Article concerning content of a National Institute of Aging meeting from Science News, vol.120, 1981 p.74 "Findings resulting from a 5,200 clinical study group observed over a 30 year span showed that pulmonary function measurement is an indicator of general health and vigor and literally the primary measure of potential life span.
The vital capacity falls with age – 9 percent to 27 percent each decade depending on sex and age at the time the test is given. The decline is clear both in cross-sectional data, comparing persons of different ages, and in cohort data, following a group of people as they grow older. The long-term predictive power of vital capacity is what makes it a good candidate as a marker of aging.
Long before a person becomes terminally ill, vital capacity can predict life span. A person whose vital capacity is low is not going to do as well as someone whose is always high. It can pick out people who are going to die 10, 20, 30 years from now."
Taking more interest in your biological age instead of your chronological age is important. A physically active 45 years old can have the biological age of a 35 year old and an inactive 45 year old can have the biological age of a 55-75 year old. Your breathing volume is a key factor in your biological age.
If you do nothing to preserve even average breathing, you will, by age 70, lose over 70% of what you had at age 20 (Framingham Study). You breathe 7,000 to 30,000 times a day. Dr. Gay Hendricks states that “a five percent increase in breathe-ability can work wonders”.
HEART CONDITIONS AND “EASY” BREATHING
The less oxygen you take in the harder your heart has to work to gather oxygen for the body. When breathing becomes easier, the heart does not have to work as hard. When you try to breathe too quickly, as in a race or when you are frightened, you excite the nervous system and this excitation locks up the expansion potential of the muscles holding the rib cage together. This reduces the ability for the chest to easily expand and the lungs to take in extra oxygen easily.

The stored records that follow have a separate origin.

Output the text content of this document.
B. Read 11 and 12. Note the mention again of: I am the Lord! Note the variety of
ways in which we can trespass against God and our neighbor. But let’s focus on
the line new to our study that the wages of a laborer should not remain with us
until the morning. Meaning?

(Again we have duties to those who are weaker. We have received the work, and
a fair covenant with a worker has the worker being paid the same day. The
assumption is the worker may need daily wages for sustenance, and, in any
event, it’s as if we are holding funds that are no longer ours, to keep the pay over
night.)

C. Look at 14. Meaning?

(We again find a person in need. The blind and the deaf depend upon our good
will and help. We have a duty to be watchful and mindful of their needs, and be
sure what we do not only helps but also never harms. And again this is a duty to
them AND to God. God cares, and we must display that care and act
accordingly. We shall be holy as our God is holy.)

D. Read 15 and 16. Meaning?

EASY BREATH OFTEN OVERLOOKED
When you “take a deep breath” you may well relax a little but you are actually stimulating your nervous system to restrict your breathing from its optimal potential. Most schools of exercise and breathing overlook the “ease” factor.
Much of longevity comes from "grace", from being in the flow. There is a naturally calming, breathing reflex that becomes eroded by forcing the breath too much or too often. Even world-class athletes and woodwind players can develop asthma and other forms of restricted breathing. The “erosion” manifests in locked up breathing muscles and creates blocks in full and easy breathing. Difficulty breathing makes day to day living harder. Easier breathing makes everything in life richer and easier; including living longer.
Germs, viruses and bacteria are anaerobic; they cannot survive in a high oxygen environment. The stress of unbalanced breathing can break down the body’s resistance to disease by using up valuable oxygen needed for healthy metabolism as well as cause the vital organ system to overwork and become vulnerable to disease.
ASTHMA AND COPD
There are many hidden degrees of restricted breathing or what I call latent shortness of breath. Asthma and emphysema are easy to spot. But asthma and emphysema don’t just suddenly enter your body. They often take years to develop. Some of the signs of restricted breathing are headaches, heart conditions, dizziness, hyperventilation, sighing, memory loss, yawning, chronic depression, apathy, tension or restriction felt across chest or abdomen, slouched posture, hoarseness, low and or mid back pain, raspiness, and a thin or weak voice. There are many more.
BREATH IS LIFE
Breathing has much more to do with life than taking in oxygen. Much of the nervous system responds to the way the breath is taken in. If you breathe a lot in your belly you stimulate a more relaxed response to everything you see hear and feel. If you breathe into the high chest you stimulate the organs and muscles of action. Balance is indispensable. Many breathe in an unbalanced and labored manner. To not breathe easy is to overstimulate the organs and muscles of action. Like keeping your foot on the accelerator day in and day out, and one foot on the brake. Your engine is constantly at a higher rev than needed. Type “A” personalities are good examples but many non types “A’s” have less obvious but still harmful or restricted breathing patterns.